Birmanie : l’armée dénonce des irrégularités lors des élections et n’exclut pas un coup d’État
L’armée birmane a de nouveau dénoncé mardi des irrégularités lors des législatives de novembre, remportées massivement par le parti d’Aung San Suu Kyi, n’excluant pas la possibilité d’un coup d’État si le gouvernement ne lui permettait pas de procéder à des vérifications.
Sous prétexte de la pandémie de coronavirus, les élections «n’ont pas été libres, ni justes», a assuré lors d’une conférence de presse le porte-parole de l’armée, le major général Zaw Min Tun. Les militaires affirment avoir recensé au moins 8,6 millions de cas de fraude, dont des milliers d’électeurs centenaires ou mineurs.
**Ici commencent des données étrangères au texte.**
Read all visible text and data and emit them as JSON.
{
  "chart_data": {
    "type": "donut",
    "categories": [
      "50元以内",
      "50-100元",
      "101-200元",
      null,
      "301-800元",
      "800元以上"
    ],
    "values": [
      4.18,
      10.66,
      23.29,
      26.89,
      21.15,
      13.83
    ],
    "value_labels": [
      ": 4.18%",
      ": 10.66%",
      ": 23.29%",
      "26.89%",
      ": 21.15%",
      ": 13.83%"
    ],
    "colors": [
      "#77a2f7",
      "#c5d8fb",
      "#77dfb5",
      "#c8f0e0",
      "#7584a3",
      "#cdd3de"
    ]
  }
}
Le Parlement, où le parti d’Aung San (LND) Suu Kyi, la Ligue nationale pour la démocratie a remporté 396 sièges sur 476, a refusé de convoquer une session extraordinaire sur ces allégations mises en avant depuis un mois par les militaires. «L’armée défendra la Constitution contre les organisations, nationales ou internationales, qui ne la respectent pas», a averti Zaw Min Tun.
«On ne dit pas que l’armée prendra le pouvoir, mais on ne dit pas qu’elle ne le prendra pas» si la commission électorale ne fournit pas les listes électorales définitives afin de procéder à des vérifications nécessaires, a mis en garde le militaire, interrogé sur la possibilité d’un coup d’État.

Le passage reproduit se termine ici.